Is the gulf bridgeable?  Krimsky argues yes.  From the perspective of the science, GMOs can either benefit or harm society.  It behooves us all to try to understand what the science is about as a basis for coming to more informed opinions about the uses, value, and risks of GMOs—the politics.

But before getting to what Krimsky does in this book, I want to make one point about GMO politics: the GMO industry brought the polarization on itself.  As I explained in Safe Food, the first GMO food, the FlavrSavr tomato, was intended to be marketed transparently as a triumph of American technological achievement (I still have itss label in my files).  British supermarkets sold tomato paste prominently labeled as genetically modified without opposition.  That changed under industry pressure for nondisclosure.  I was a member of the FDA’s Food Advisory Committee in 1994 when the agency ruled against labeling GMOs, despite evidence that trust requires transparency.  The GMO industry fought labeling then, and won, and continues to spend fortunes fighting labeling.

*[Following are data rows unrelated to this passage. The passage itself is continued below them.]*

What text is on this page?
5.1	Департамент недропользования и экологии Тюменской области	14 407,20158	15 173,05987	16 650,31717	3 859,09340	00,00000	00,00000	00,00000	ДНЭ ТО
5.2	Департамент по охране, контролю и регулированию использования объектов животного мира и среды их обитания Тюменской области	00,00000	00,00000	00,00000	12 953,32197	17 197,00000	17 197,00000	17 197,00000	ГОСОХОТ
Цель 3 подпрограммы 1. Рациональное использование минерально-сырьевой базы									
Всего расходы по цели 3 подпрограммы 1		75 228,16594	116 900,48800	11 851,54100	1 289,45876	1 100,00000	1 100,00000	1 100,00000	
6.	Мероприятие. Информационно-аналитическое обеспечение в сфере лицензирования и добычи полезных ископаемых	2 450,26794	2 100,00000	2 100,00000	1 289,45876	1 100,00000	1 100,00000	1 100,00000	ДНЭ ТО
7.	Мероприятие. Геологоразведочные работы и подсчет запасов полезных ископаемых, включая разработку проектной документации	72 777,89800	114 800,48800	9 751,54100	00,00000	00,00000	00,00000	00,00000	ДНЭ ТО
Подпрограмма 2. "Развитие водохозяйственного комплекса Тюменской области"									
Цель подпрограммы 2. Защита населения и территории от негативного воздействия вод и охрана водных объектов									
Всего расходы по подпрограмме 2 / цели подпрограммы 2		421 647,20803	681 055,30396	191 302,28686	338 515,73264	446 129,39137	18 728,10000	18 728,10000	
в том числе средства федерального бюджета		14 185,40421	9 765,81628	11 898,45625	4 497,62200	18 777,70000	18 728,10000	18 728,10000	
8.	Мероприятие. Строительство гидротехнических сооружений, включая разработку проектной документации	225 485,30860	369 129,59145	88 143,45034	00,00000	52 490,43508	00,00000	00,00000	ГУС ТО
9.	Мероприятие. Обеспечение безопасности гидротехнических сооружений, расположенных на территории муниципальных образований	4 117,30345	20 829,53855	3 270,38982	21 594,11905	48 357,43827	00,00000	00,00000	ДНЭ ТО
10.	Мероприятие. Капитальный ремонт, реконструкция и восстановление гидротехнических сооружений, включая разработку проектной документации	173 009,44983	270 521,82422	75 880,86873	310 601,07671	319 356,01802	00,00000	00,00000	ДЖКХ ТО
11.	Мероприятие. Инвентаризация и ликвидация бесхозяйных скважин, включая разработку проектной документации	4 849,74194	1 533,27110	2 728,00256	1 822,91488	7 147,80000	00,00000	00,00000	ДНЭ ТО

The industry also promised that food biotechnology would feed the world and create new foods that would solve problems for the developing world, such as those able to withstand poor soil conditions, excessive heat, and limited water.  But instead, the industry concentrated on far more profitable insect- and herbicide-resistant first-world crops, a strategy criticized for the effects on society of its monoculture, patented seeds, heavy use of herbicides, herbicide-resistant weeds, and destruction of beneficial insects.  The potential for foods with consumer benefits remains, but has been largely unrealized.  Trust requires fulfilled promises.

As readers of Krimsky’s previous books surely know, he cares about such issues and others related to the politics of GMOs and their societal impact.  But in this book, he wants readers to realize that the risks and benefits of GMOs depend on understanding the state of their science.  Here, he takes on the scientific questions, one by one, clearly and dispassionately.  This must have taken courage and a great deal of work.  The science of GMOs is complicated and occurs at the level of molecules–DNA, RNA, and protein, of course, but also a host of less familiar molecules responsible for making genetic modifications work.

Fortunately, Krimsky writes clearly and succinctly about such things, his descriptions are easy to follow, and he defines terms as they are needed.  He begins by asking whether GMOs differ from foods produced by traditional breeding and if they do, whether the differences matter.  He wants to know how GMOs affect health and the environment, whether they really are more productive than conventional crops, and whether they use fewer pesticides and herbicides.  He asks whether they GMOs have nutritional or other benefits for consumers, and whether and how they should be labeled.  He deals with these questions in short chapters, along with others, that examine methods and risk assessment, review what expert committees say about such matters, and use Golden Rice as a case in point.

Krimsky’s presentation of the divergent viewpoints about what the science means is exceptionally fair and even-handed.  He insists that:

“This book is not about taking sides.  My experience in studying scientific controversies that have public policy implications is that there are often truths, falsehoods, exaggerations, assumptions, fear-mongering, and uncertainties in the claims found on multiple sides of an issue.  This book will succeed if it…demystifies the science and shows where there is consensus, honest disagreement, or unresolved uncertainty. ”

I think it succeeds admirably.  Krimsky is straightforward about his own assessments.  For example–spoiler alert—he concludes that evidence supports a qualitative difference between traditional and molecular breeding of food plants.  On other questions, when he assesses the science as inconclusive, he says so.  He wants readers to understand the complexity of the scientific issues, to be skeptical of arguments from either extreme in the debates, and to adopt nuanced positions on GMOs.  Some aspects of GMOs may be worth opposing, but some may well be worth promoting.  We all need to know the difference.

Krimsky tells us that in researching this book, his own positions became less polarized and more nuanced.  Reading it, mine did too.  Now it’s your turn.